Une somptueuse Packard, avec chauffeur en uniforme, passa près de nous, face à l’église du Saint-Cœur-de-Marie.

— Le jeune fou ! s’exclama madame.

— Qui, ça, le jeune fou ?

— Mais Paul Baillard ! Un écervelé qui se ruine en extravagances. Intelligent, mais dissipateur. Les dollars lui fondent dans les doigts comme neige au feu. Ses amis l’exploitent. Toutes les poules de la ville, dont il est friand, se le disputent.

— Qui est-il ? D’où vient-il ?

— Dieu le sait. Il est venu ici des vieux pays, il y a trois ans à peine. On ne sait même pas s’il a de la religion. Les étrangers de cette espèce font du mal à notre jeunesse.

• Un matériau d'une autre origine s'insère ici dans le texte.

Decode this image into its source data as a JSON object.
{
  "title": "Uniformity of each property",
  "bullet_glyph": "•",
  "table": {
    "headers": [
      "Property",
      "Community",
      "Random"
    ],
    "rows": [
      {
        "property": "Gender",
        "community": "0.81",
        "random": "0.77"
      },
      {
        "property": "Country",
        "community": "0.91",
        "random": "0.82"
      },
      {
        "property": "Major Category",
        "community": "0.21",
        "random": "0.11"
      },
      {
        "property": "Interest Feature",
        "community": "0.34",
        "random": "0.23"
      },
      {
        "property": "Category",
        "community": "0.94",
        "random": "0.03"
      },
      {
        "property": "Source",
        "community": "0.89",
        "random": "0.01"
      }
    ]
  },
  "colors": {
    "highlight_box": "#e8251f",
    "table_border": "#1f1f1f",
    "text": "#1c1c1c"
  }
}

— Je serais curieux de nouer connaissance avec lui, dis-je.

— Il faut fuir les mauvaises compagnies comme la peste.

— Bah ! Il y a peut-être beaucoup de bon dans ce garçon-là. Dans tous les cas, il ne doit pas être embêtant comme certaines bonnes compagnies.

Nous voici vis-à-vis du monument Montcalm. Au pied du grand blessé, que protègent les ailes de la gloire, passe un homme d’âge mûr, front soucieux.